Source: http://www.eweek.com/article2/0,1895,2165691,00.asp

35. August 02, InformationWeek — DoS attack feared as Storm worm siege escalates. As the Storm worm grows into a prolonged online siege 10 times larger than any other e−mail attack in the last two years −− amassing a botnet of nearly 2 million computers −− researchers worry about the damage hackers could wreak if they unleash a denial−of−service attack with it. Between July 16 and August 1, researchers at software security firm Postini have recorded 415 million spam e−mails luring users to malicious Websites, according to Adam Swidler, a senior manager with Postini. Researchers at SecureWorks are seeing similar staggering numbers, as well.

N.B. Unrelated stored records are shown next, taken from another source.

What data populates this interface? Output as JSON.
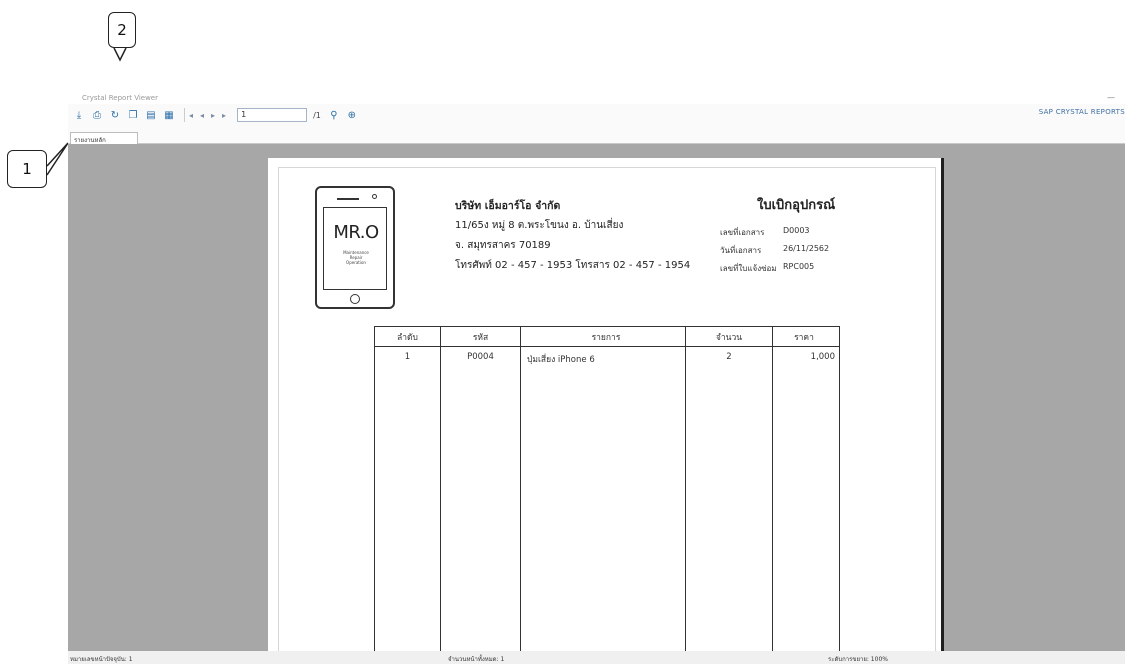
{
  "callouts": {
    "one": "1",
    "two": "2"
  },
  "window": {
    "title": "Crystal Report Viewer",
    "minimize": "—"
  },
  "toolbar": {
    "icons": [
      "export-icon",
      "print-icon",
      "refresh-icon",
      "copy-icon",
      "toggle-group-tree-icon",
      "toggle-parameter-panel-icon",
      "first-page-icon",
      "previous-page-icon",
      "next-page-icon",
      "last-page-icon",
      "search-icon",
      "zoom-icon"
    ],
    "page_number": "1",
    "page_total": "/1",
    "brand": "SAP CRYSTAL REPORTS"
  },
  "tab": {
    "label": "รายงานหลัก"
  },
  "report": {
    "logo": {
      "text": "MR.O",
      "tagline_1": "Maintenance",
      "tagline_2": "Repair",
      "tagline_3": "Operation"
    },
    "company_name": "บริษัท เอ็มอาร์โอ จำกัด",
    "address_1": "11/65ง หมู่ 8 ต.พระโขนง อ. บ้านเสี่ยง",
    "address_2": "จ. สมุทรสาคร 70189",
    "contact": "โทรศัพท์ 02 - 457 - 1953 โทรสาร 02 - 457 - 1954",
    "doc_title": "ใบเบิกอุปกรณ์",
    "meta": [
      {
        "label": "เลขที่เอกสาร",
        "value": "D0003"
      },
      {
        "label": "วันที่เอกสาร",
        "value": "26/11/2562"
      },
      {
        "label": "เลขที่ใบแจ้งซ่อม",
        "value": "RPC005"
      }
    ],
    "table": {
      "headers": [
        "ลำดับ",
        "รหัส",
        "รายการ",
        "จำนวน",
        "ราคา"
      ],
      "rows": [
        {
          "no": "1",
          "code": "P0004",
          "item": "ปุ่มเสี่ยง iPhone 6",
          "qty": "2",
          "price": "1,000"
        }
      ]
    }
  },
  "status": {
    "current_page": "หมายเลขหน้าปัจจุบัน: 1",
    "total_pages": "จำนวนหน้าทั้งหมด: 1",
    "zoom": "ระดับการขยาย: 100%"
  }
}
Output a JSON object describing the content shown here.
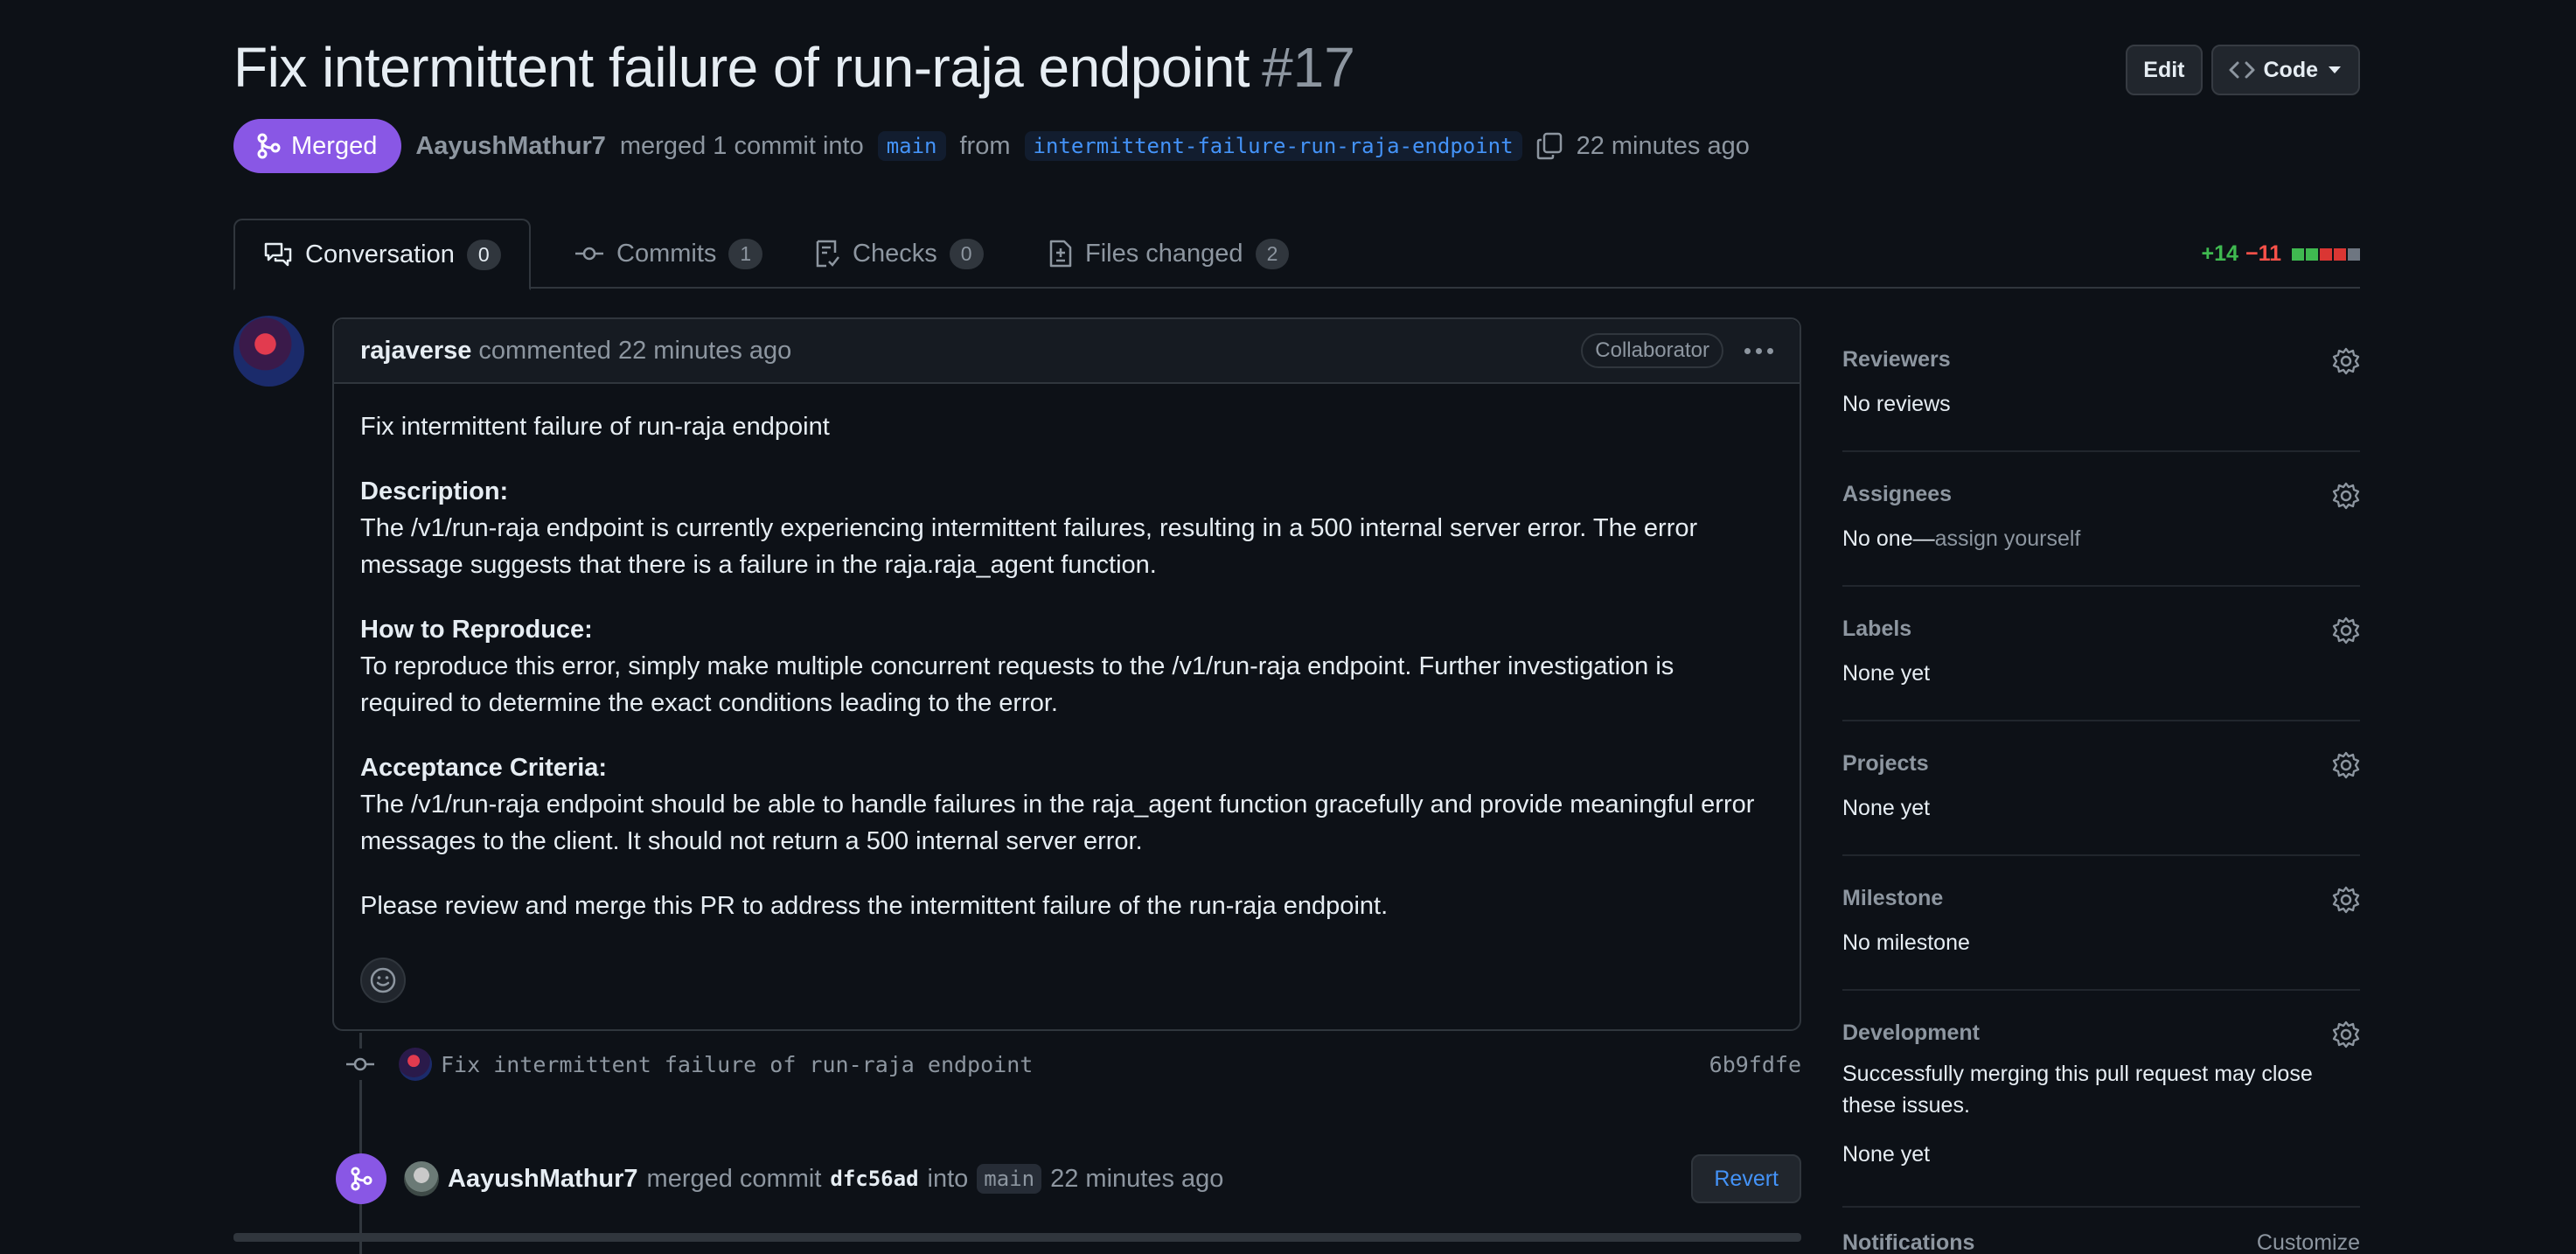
{
  "pr": {
    "title": "Fix intermittent failure of run-raja endpoint",
    "number": "#17",
    "state": "Merged",
    "author": "AayushMathur7",
    "merged_text": "merged 1 commit into",
    "base_branch": "main",
    "from_text": "from",
    "head_branch": "intermittent-failure-run-raja-endpoint",
    "time": "22 minutes ago"
  },
  "header_actions": {
    "edit": "Edit",
    "code": "Code"
  },
  "tabs": [
    {
      "label": "Conversation",
      "count": "0"
    },
    {
      "label": "Commits",
      "count": "1"
    },
    {
      "label": "Checks",
      "count": "0"
    },
    {
      "label": "Files changed",
      "count": "2"
    }
  ],
  "diffstat": {
    "additions": "+14",
    "deletions": "−11",
    "colors": [
      "#3fb950",
      "#3fb950",
      "#da3633",
      "#da3633",
      "#6e7681"
    ]
  },
  "comment": {
    "author": "rajaverse",
    "action": "commented 22 minutes ago",
    "role": "Collaborator",
    "intro": "Fix intermittent failure of run-raja endpoint",
    "description_heading": "Description:",
    "description": "The /v1/run-raja endpoint is currently experiencing intermittent failures, resulting in a 500 internal server error. The error message suggests that there is a failure in the raja.raja_agent function.",
    "reproduce_heading": "How to Reproduce:",
    "reproduce": "To reproduce this error, simply make multiple concurrent requests to the /v1/run-raja endpoint. Further investigation is required to determine the exact conditions leading to the error.",
    "criteria_heading": "Acceptance Criteria:",
    "criteria": "The /v1/run-raja endpoint should be able to handle failures in the raja_agent function gracefully and provide meaningful error messages to the client. It should not return a 500 internal server error.",
    "closing": "Please review and merge this PR to address the intermittent failure of the run-raja endpoint."
  },
  "commit": {
    "message": "Fix intermittent failure of run-raja endpoint",
    "sha": "6b9fdfe"
  },
  "merge_event": {
    "author": "AayushMathur7",
    "text": "merged commit",
    "sha": "dfc56ad",
    "into": "into",
    "branch": "main",
    "time": "22 minutes ago",
    "revert": "Revert"
  },
  "sidebar": {
    "reviewers": {
      "title": "Reviewers",
      "value": "No reviews"
    },
    "assignees": {
      "title": "Assignees",
      "value": "No one—",
      "link": "assign yourself"
    },
    "labels": {
      "title": "Labels",
      "value": "None yet"
    },
    "projects": {
      "title": "Projects",
      "value": "None yet"
    },
    "milestone": {
      "title": "Milestone",
      "value": "No milestone"
    },
    "development": {
      "title": "Development",
      "text": "Successfully merging this pull request may close these issues.",
      "value": "None yet"
    },
    "notifications": {
      "title": "Notifications",
      "action": "Customize"
    }
  }
}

Joe Stewart, a senior security researcher at SecureWorks, noted that the number of zombie computers that the Storm worm authors have amassed as skyrocketed in the past month. From the first of January to the end of May, the security company noted that there were 2,815 bots launching the attacks. By the end of July, that number had leapt of 1.7 million. And both Stewart and Swidler said they think the Storm worm authors are cultivating such an enormous botnet to do more than send out increasing amounts of spam. All of the bots are set up to launch denial−of−service (DoS) attacks and that's exactly what they're anticipating.

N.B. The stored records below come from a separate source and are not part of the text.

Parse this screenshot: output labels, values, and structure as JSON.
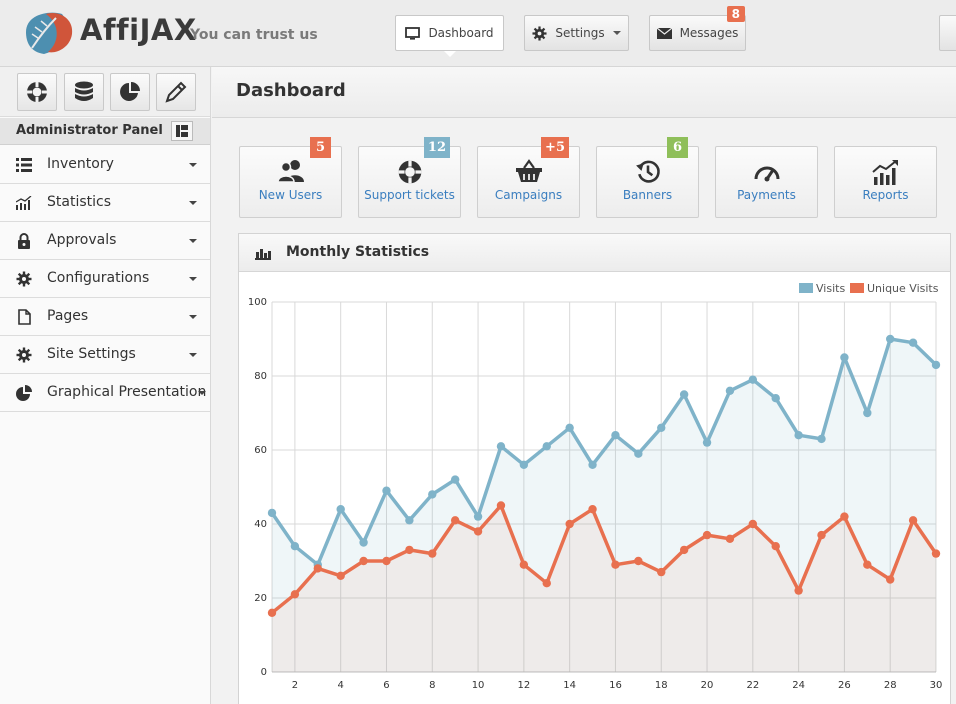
{
  "header": {
    "brand": "AffiJAX",
    "tagline": "You can trust us",
    "nav": {
      "dashboard": "Dashboard",
      "settings": "Settings",
      "messages": "Messages",
      "messages_badge": "8"
    }
  },
  "sidebar": {
    "panel_title": "Administrator Panel",
    "items": [
      {
        "label": "Inventory",
        "icon": "list-icon"
      },
      {
        "label": "Statistics",
        "icon": "bar-chart-icon"
      },
      {
        "label": "Approvals",
        "icon": "lock-icon"
      },
      {
        "label": "Configurations",
        "icon": "gear-icon"
      },
      {
        "label": "Pages",
        "icon": "page-icon"
      },
      {
        "label": "Site Settings",
        "icon": "gear-icon"
      },
      {
        "label": "Graphical Presentation",
        "icon": "pie-chart-icon"
      }
    ]
  },
  "main": {
    "page_title": "Dashboard",
    "tiles": [
      {
        "label": "New Users",
        "badge": "5",
        "badge_color": "#e8704f",
        "icon": "users-icon"
      },
      {
        "label": "Support tickets",
        "badge": "12",
        "badge_color": "#7fb3c9",
        "icon": "lifebuoy-icon"
      },
      {
        "label": "Campaigns",
        "badge": "+5",
        "badge_color": "#e8704f",
        "icon": "basket-icon"
      },
      {
        "label": "Banners",
        "badge": "6",
        "badge_color": "#8fbf5a",
        "icon": "history-icon"
      },
      {
        "label": "Payments",
        "badge": "",
        "badge_color": "",
        "icon": "gauge-icon"
      },
      {
        "label": "Reports",
        "badge": "",
        "badge_color": "",
        "icon": "growth-chart-icon"
      }
    ],
    "stats_title": "Monthly Statistics"
  },
  "chart_data": {
    "type": "area",
    "title": "",
    "xlabel": "",
    "ylabel": "",
    "x": [
      1,
      2,
      3,
      4,
      5,
      6,
      7,
      8,
      9,
      10,
      11,
      12,
      13,
      14,
      15,
      16,
      17,
      18,
      19,
      20,
      21,
      22,
      23,
      24,
      25,
      26,
      27,
      28,
      29,
      30
    ],
    "x_ticks": [
      2,
      4,
      6,
      8,
      10,
      12,
      14,
      16,
      18,
      20,
      22,
      24,
      26,
      28,
      30
    ],
    "y_ticks": [
      0,
      20,
      40,
      60,
      80,
      100
    ],
    "ylim": [
      0,
      100
    ],
    "grid": true,
    "legend_position": "top-right",
    "series": [
      {
        "name": "Visits",
        "color": "#7fb3c9",
        "values": [
          43,
          34,
          29,
          44,
          35,
          49,
          41,
          48,
          52,
          42,
          61,
          56,
          61,
          66,
          56,
          64,
          59,
          66,
          75,
          62,
          76,
          79,
          74,
          64,
          63,
          85,
          70,
          90,
          89,
          83
        ]
      },
      {
        "name": "Unique Visits",
        "color": "#e8704f",
        "values": [
          16,
          21,
          28,
          26,
          30,
          30,
          33,
          32,
          41,
          38,
          45,
          29,
          24,
          40,
          44,
          29,
          30,
          27,
          33,
          37,
          36,
          40,
          34,
          22,
          37,
          42,
          29,
          25,
          41,
          32
        ]
      }
    ]
  }
}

Source: http://www.informationweek.com/management/showArticle.jhtml;jsessionid=ZSI3I0MWJVWLUQSNDLRCKHSCJUNN2JVN?articleID=201202711

36. August 01, eWeek — Hostway server migration leaves clients in the dark. A torrent of Website postings to social networking site Digg, along with several quickly erected blogs, reflect a data center migration gone badly awry, leaving thousands of Hostway customer Websites in the dark. Hostway Web hosting customers have posted reports that their Websites and back−office applications have been offline for as long as three days. In April, Hostway joined with Affinity Internet to become one of the largest Web hosting providers in the world, according to the company's Website, with 15 operation centers in 11 countries. Combined, the companies have 600,000 Web hosting customers. The planned July 27 data center migration at ValueWeb, a Hostway company, involved moving more than 3,700 servers 270 miles, from Affinity's Miami hosting facility to a Hostway data center in Tampa, FL, according to Rich Miller, reporter for Data Center Knowledge, in Lawrenceville, NJ. The company notified customers in e−mails that the outage would last between 12 and 15 hours, with an estimated completion time of 7 p.m. EDT on July 28. By July 30, customers posting to a discussion forum on Digg, titled How Not to Migrate a Data Center, said their sites were still down.